What would you do with your personal genome data? is my question over there.

To my surprise, the top rated answer at this time says this:

I may be in minority but I’ll say this: right now I simply don’t want to know – Did you ever notice how genomic variation never correlates with good news. It seems there is only bad news. There are no SNPs for happiness, friendship or love….

Um. Ok. That’s one way to approach this. I was surprised, really–I didn’t expect the question to become philosophical. I really wanted a workflow.

For most of the weekend the second rated answer was this:

Whatever you do with it should be up to you to decide, use it for your personalized medicine if you wish. So my sole recommendation is: Keep the data private and well protected and encrypted! Decide in an informed way, whom you grant access to them….

There were real concerns about the security and misuse of this data.

There are a couple of other interesting answers as well. I have to say it was fascinating. It wasn’t what I expected–but it was illuminating for me. I haven’t always been the most enthusiastic participant in the personal genomics debate, as I have real concerns about security and misuse of the information, and the current utility. But it’s certainly coming whether we are ready or not, and I really wanted to know what people would do with it in a concrete way if they had it. And I thought bioinformatics/genomics professionals would have the best leads on this.
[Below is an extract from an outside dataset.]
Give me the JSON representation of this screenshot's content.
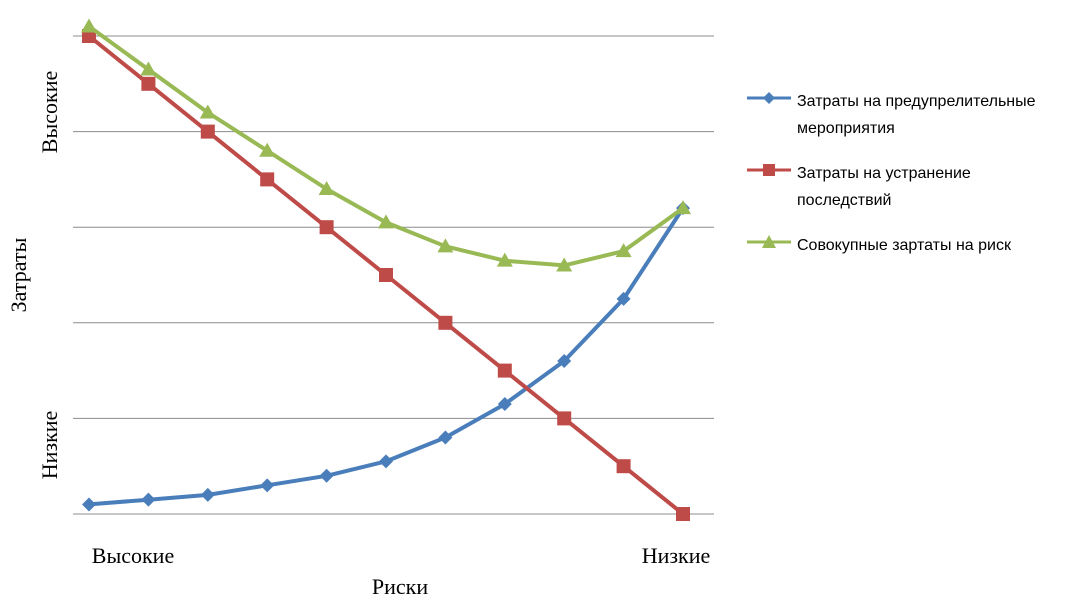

“right now I simply don’t want to know”

I’m considering adding a bounty to my question over there. You can add some of your own points to the question for encouragement to obtain an answer. And I’ll still be the highest ranked identified female over there–so I can afford the points.

If you have some thoughts and want to join BioStar, and if you give me a decent workflow, I may award the points to you!  Anyone? Bueller? Bueller? Anyone?